There is renewed interest in modeling and understanding the nervous system of
the nematode
Caenorhabditis elegans (
C. elegans), as this
small model system provides a path to bridge the gap between nervous system
structure (connectivity) and function (physiology). However, existing
physiology datasets, whether involving passive recording or stimulation, are in
distinct formats, and connectome datasets require preprocessing before analysis
can commence. Here we compile and homogenize datasets of neural activity and
connectivity. Our neural activity dataset is derived from 12 $\textit{C.

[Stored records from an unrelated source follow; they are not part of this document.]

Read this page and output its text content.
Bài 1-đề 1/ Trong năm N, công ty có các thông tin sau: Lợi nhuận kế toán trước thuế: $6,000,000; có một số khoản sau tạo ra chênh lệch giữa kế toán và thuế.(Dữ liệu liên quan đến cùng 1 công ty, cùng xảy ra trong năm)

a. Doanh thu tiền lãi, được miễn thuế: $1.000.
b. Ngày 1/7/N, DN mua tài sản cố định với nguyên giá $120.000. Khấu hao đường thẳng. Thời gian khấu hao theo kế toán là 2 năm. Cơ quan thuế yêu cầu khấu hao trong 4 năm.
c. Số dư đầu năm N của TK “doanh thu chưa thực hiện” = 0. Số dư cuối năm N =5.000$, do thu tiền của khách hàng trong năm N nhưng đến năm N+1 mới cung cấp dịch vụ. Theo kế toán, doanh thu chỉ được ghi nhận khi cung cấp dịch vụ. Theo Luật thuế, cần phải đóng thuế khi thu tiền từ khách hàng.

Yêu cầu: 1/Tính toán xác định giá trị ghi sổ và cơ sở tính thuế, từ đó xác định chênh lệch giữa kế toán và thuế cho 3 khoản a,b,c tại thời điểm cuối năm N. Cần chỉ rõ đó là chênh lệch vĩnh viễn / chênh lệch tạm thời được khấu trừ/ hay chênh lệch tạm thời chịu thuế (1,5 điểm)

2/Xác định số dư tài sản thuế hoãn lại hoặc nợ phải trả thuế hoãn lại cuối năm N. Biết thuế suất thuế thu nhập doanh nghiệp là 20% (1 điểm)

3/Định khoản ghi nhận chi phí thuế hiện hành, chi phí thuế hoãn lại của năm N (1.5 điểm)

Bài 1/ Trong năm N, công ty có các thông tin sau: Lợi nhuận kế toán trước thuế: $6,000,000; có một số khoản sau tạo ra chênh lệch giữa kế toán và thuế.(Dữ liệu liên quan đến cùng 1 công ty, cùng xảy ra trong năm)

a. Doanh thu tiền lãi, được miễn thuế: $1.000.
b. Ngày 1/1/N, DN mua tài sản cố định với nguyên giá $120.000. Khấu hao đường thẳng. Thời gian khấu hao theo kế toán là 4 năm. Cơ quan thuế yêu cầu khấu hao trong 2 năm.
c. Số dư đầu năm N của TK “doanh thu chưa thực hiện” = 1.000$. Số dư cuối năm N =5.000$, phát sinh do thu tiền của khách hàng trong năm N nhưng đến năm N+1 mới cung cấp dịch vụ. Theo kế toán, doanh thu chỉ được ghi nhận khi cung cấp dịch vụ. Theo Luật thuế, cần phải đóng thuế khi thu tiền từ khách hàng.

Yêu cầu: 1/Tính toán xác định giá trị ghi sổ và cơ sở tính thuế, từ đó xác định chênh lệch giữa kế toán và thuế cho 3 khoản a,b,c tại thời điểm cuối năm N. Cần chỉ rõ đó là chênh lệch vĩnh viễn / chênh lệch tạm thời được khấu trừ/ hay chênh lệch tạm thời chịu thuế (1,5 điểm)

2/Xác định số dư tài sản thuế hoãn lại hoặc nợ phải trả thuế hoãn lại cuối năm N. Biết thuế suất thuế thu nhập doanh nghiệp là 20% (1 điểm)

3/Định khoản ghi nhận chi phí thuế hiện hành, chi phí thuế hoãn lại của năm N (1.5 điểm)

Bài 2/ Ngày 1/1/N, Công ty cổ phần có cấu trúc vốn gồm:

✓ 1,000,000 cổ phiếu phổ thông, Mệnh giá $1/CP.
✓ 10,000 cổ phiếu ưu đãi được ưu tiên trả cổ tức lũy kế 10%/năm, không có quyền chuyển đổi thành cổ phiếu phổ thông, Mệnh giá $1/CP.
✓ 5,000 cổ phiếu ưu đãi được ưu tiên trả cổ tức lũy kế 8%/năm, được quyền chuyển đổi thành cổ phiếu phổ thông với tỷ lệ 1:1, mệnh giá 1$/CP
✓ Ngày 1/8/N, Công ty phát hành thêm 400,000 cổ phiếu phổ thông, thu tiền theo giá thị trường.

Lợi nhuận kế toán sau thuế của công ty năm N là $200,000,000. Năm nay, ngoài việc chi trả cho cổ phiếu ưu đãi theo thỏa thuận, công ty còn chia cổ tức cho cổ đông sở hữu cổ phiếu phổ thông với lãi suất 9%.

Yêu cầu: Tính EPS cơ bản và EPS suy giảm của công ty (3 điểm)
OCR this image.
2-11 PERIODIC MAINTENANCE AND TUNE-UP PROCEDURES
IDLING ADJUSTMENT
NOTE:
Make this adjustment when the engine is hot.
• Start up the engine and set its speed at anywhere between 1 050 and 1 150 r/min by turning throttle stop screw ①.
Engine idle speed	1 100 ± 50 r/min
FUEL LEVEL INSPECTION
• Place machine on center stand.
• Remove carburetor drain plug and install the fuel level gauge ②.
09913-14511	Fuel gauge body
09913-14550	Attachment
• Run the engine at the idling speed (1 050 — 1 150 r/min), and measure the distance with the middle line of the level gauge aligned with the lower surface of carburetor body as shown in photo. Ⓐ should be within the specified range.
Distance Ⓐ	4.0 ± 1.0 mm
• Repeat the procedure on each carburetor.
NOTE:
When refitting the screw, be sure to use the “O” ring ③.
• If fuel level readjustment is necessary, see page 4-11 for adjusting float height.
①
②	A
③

elegans}$ neuroimaging experiments, while our connectivity dataset is compiled
from 9 connectome annotations based on 3 primary electron microscopy studies
and 1 signal propagation study. Physiology datasets, collected under varying
protocols, measure calcium fluorescence in labeled subsets of the worm's 300
neurons. Our preprocessing pipeline standardizes these datasets by consistently
ordering labeled neurons and resampling traces to a common sampling rate,
yielding recordings from approximately 900 worms and 250 uniquely labeled
neurons. The connectome datasets, collected from electron microscopy
reconstructions, represent the entire nervous system as a graph of connections.
Our collection is accessible on HuggingFace, facilitating analysis of the
structure-function relationship in biology using modern neural network
architectures and enabling cross-lab and cross-animal comparisons.